Orenstein was born on Oct. 13, 1923, in Hrubieszow, Poland. His father, Lejb, was a grain merchant, and his mother, Golda (Strum) Orenstein, was a homemaker.

The Nazi invasion of Poland on Sept. 1, 1939, prompted Henry, his father and his brothers Felek and Sam (another brother, Fred, was in Warsaw) to flee to Soviet-occupied Poland, leaving his mother and sister, Hanka, behind. They spent more than two years there before returning to Hrubieszow.




But the mortal danger for Jews in the town had escalated. The Gestapo executed his parents and other Jews in 1942 in a cemetery. In July 1943, Henry and his brothers were loaded onto a cattle car and taken to the Budzyn concentration camp in Poland.

Four other camps followed: Majdanek and Plasznow, also in Poland, and Ravensbrück and Sachsenhausen, in Germany. About 10 days into a death march from Sachsenhausen in the waning days of the war, he and his brother Sam were liberated.

“My heart started to pound with joy,” Orenstein wrote in his autobiography, “I Shall Live: Surviving the Holocaust Against All Odds” (1987). “It was true. We were free! Now we shouted with laughter and hugged one another.”

His brother Fred had also survived, but his sister was killed at the Stutthof concentration camp in German-occupied Poland.
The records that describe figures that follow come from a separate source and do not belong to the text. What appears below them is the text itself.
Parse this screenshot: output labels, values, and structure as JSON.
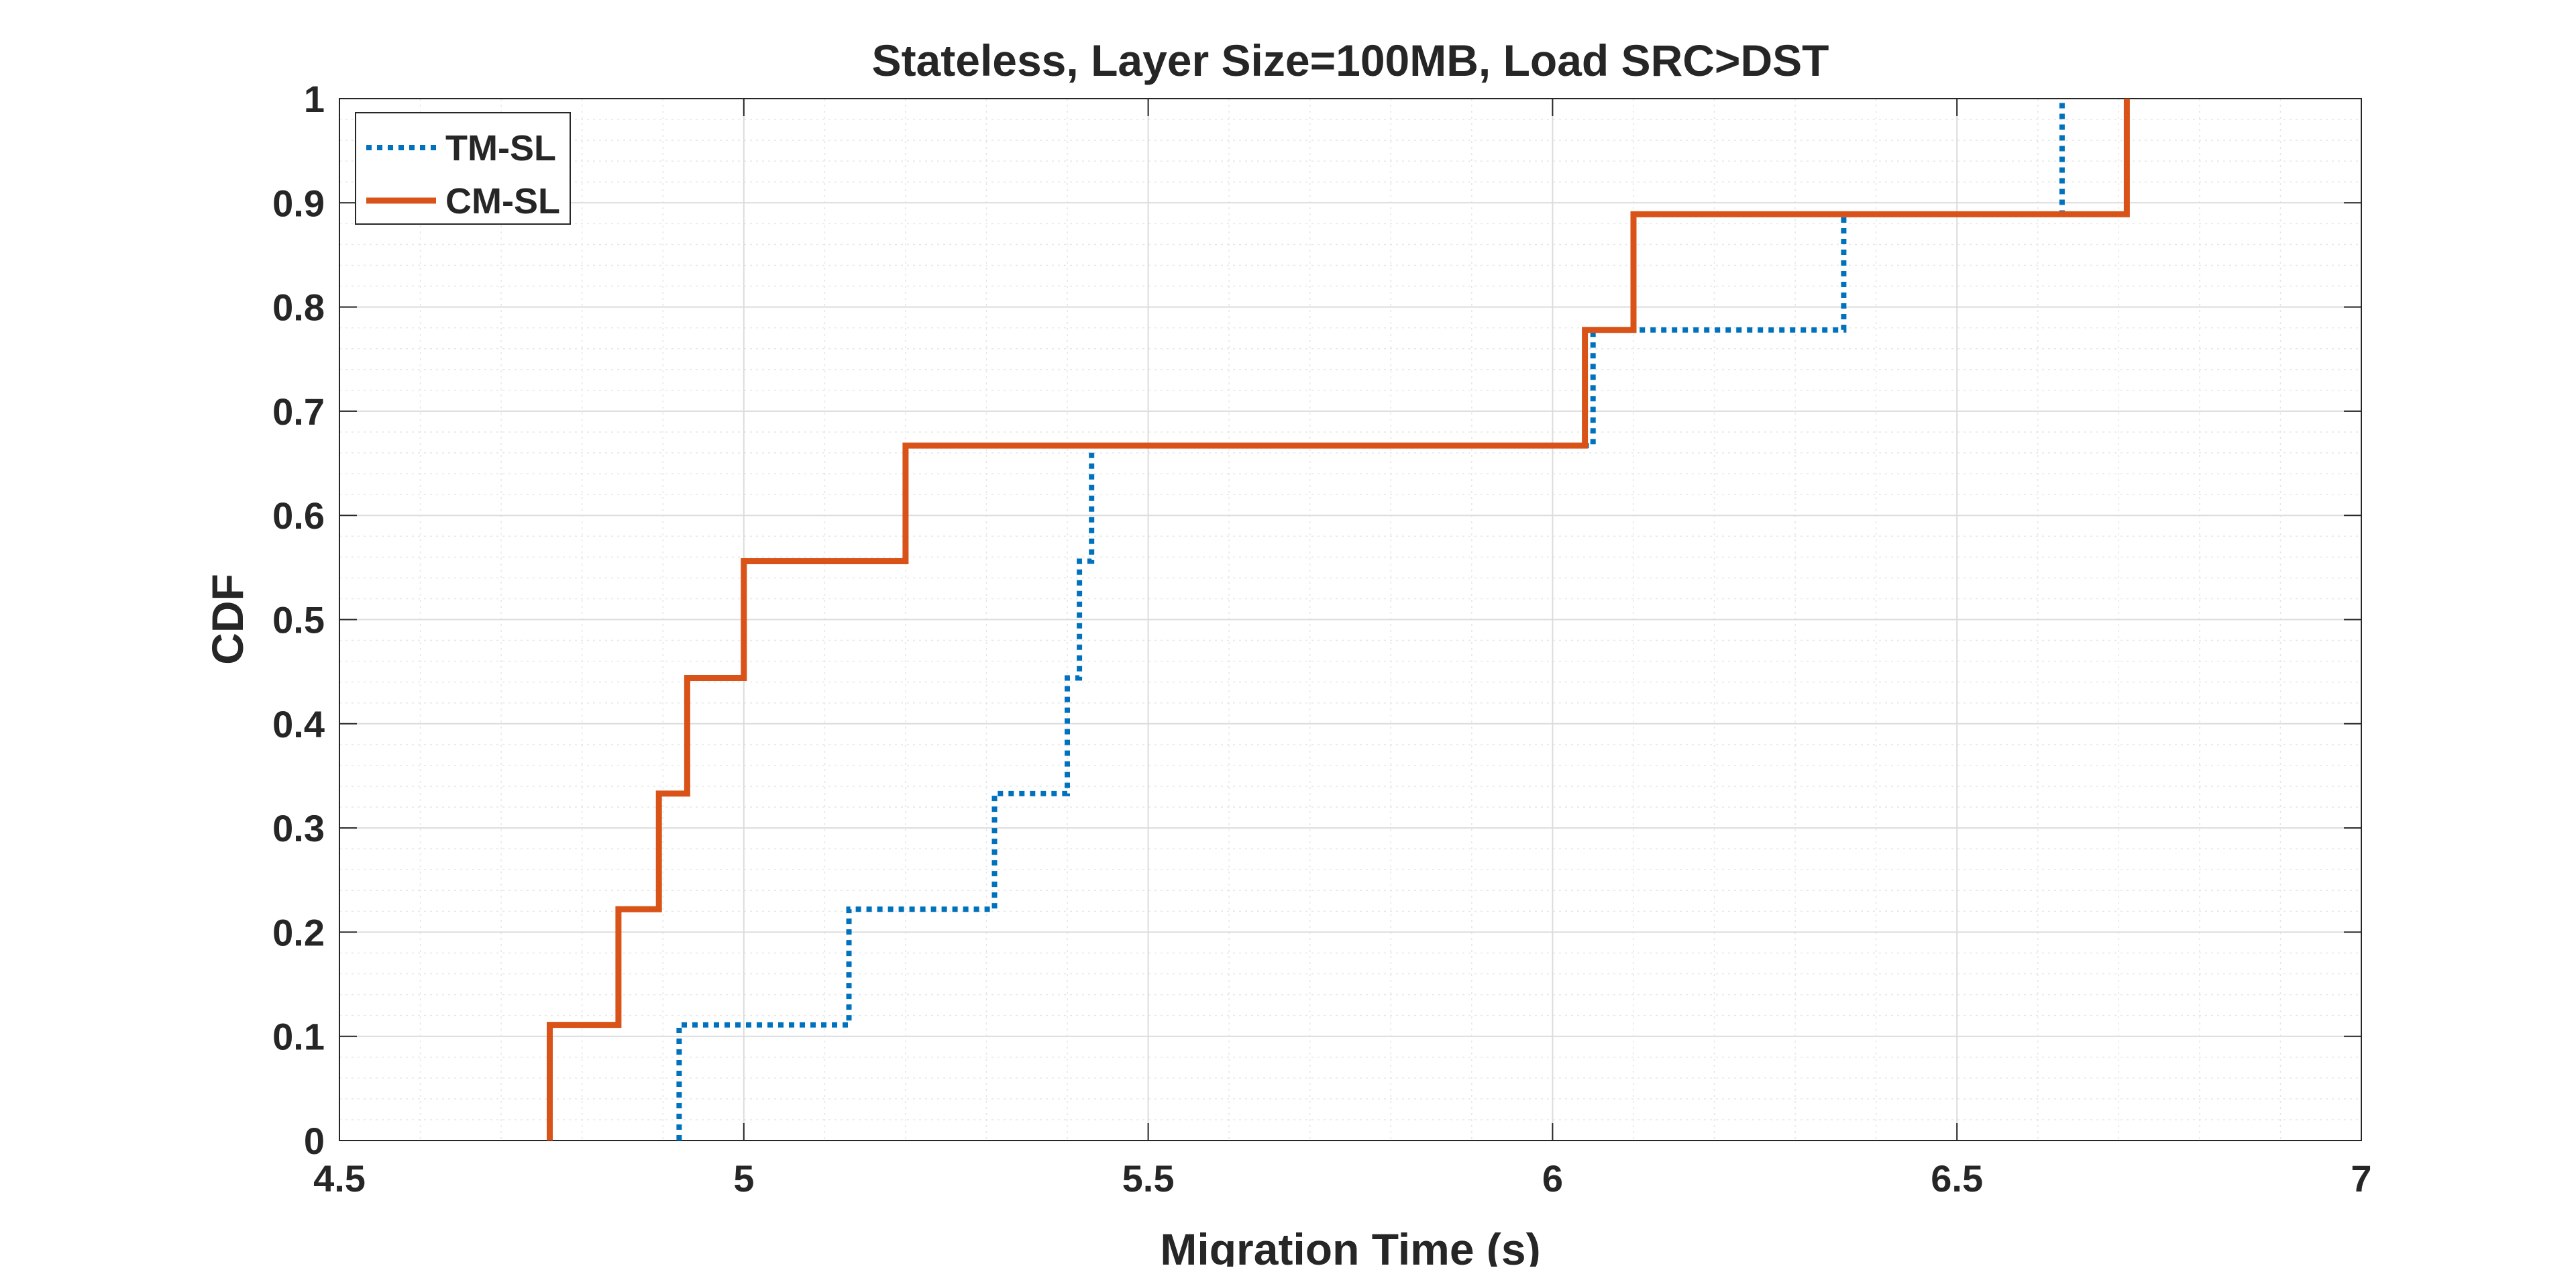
{
  "chart_data": {
    "type": "line",
    "title": "Stateless, Layer Size=100MB, Load SRC>DST",
    "xlabel": "Migration Time (s)",
    "ylabel": "CDF",
    "xlim": [
      4.5,
      7
    ],
    "ylim": [
      0,
      1
    ],
    "xticks": [
      4.5,
      5,
      5.5,
      6,
      6.5,
      7
    ],
    "xtick_labels": [
      "4.5",
      "5",
      "5.5",
      "6",
      "6.5",
      "7"
    ],
    "yticks": [
      0,
      0.1,
      0.2,
      0.3,
      0.4,
      0.5,
      0.6,
      0.7,
      0.8,
      0.9,
      1
    ],
    "ytick_labels": [
      "0",
      "0.1",
      "0.2",
      "0.3",
      "0.4",
      "0.5",
      "0.6",
      "0.7",
      "0.8",
      "0.9",
      "1"
    ],
    "grid": true,
    "minor_grid": true,
    "legend_position": "top-left",
    "series": [
      {
        "name": "TM-SL",
        "color": "#0072BD",
        "line_style": "dotted",
        "x": [
          4.92,
          4.92,
          5.13,
          5.13,
          5.31,
          5.31,
          5.4,
          5.4,
          5.415,
          5.415,
          5.43,
          5.43,
          6.05,
          6.05,
          6.065,
          6.065,
          6.36,
          6.36,
          6.63,
          6.63
        ],
        "y": [
          0,
          0.111,
          0.111,
          0.222,
          0.222,
          0.333,
          0.333,
          0.444,
          0.444,
          0.556,
          0.556,
          0.667,
          0.667,
          0.778,
          0.778,
          0.778,
          0.778,
          0.889,
          0.889,
          1.0
        ]
      },
      {
        "name": "CM-SL",
        "color": "#D95319",
        "line_style": "solid",
        "x": [
          4.76,
          4.76,
          4.845,
          4.845,
          4.895,
          4.895,
          4.93,
          4.93,
          5.0,
          5.0,
          5.2,
          5.2,
          6.04,
          6.04,
          6.1,
          6.1,
          6.71,
          6.71
        ],
        "y": [
          0,
          0.111,
          0.111,
          0.222,
          0.222,
          0.333,
          0.333,
          0.444,
          0.444,
          0.556,
          0.556,
          0.667,
          0.667,
          0.778,
          0.778,
          0.889,
          0.889,
          1.0
        ]
      }
    ]
  }
}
Felek had also been killed.

After two years in displaced persons camps and an apartment in Stuttgart, Germany, Orenstein immigrated to New York in 1947. He lugged bales of cotton for a clothing company; opened and sold a grocery store in New Jersey; became a salesman for a food company; and, with an uncle, started the novelty company that grew into Topper.

“I think I have proved that this is still the land of opportunity,” he told United Press International in 1962.

He found another opportunity in the late 1980s.

“He liked to play backgammon, which I thought was boring,” Susie Orenstein said. “I suggested that he take up poker.”

He began playing in Los Angeles and Las Vegas. His game was seven-card stud, in which four cards are face up and three are face down, or hole cards, and only the holder of the hand can see them. While watching a poker tournament on television, he realized that the excitement he felt while playing was not being conveyed.

“He said, ‘This isn’t the game we played,’” Mori Eskandani, a professional poker player who produces televised poker programming, said in an interview. “‘If everyone can see the hole cards, they’d see how great it is.’”

Orenstein spent six months developing a table with miniature cameras mounted beneath each player’s station — cutouts with non-glare glass that let the cameras look up — which would show the hole cards and transmit the images on television. He patented his idea of a hole-card camera in 1995 and got his first customer a few years later when the Discovery Channel licensed it for its “World Poker Tour.”

“We called the table ‘the Holy Grail,” Eskandani said.

In addition to his wife, Orenstein is survived by a son, Mark, and a daughter, Annette. His marriage to Adele Bigajer, whom he met in a displaced persons camp in Germany, ended in divorce.

In 2003 Orenstein — a competitive player who won the 1996 World Series of Poker seven-card stud tournament — cajoled Jon Miller, an NBC Sports executive, to use the hole-card camera table on the network’s programs “Poker Superstars,” “Poker After Dark” and “National Heads-Up Poker Championship.”

“He revolutionized the game for a whole generation of poker fans who would not be able to see it as it is without Henry’s creativity and ingenuity,” Miller, the president of programming for the NBC Sports Group, said in an interview.

Other networks avoided violating Orenstein’s patent by moving the tiny cameras from below the table to inside the players’ table-edge armrests, or rails, which made the hole cards visible to the cameras when the players looked at them.

Orenstein was inducted in the Poker Hall of Fame in Las Vegas in 2008.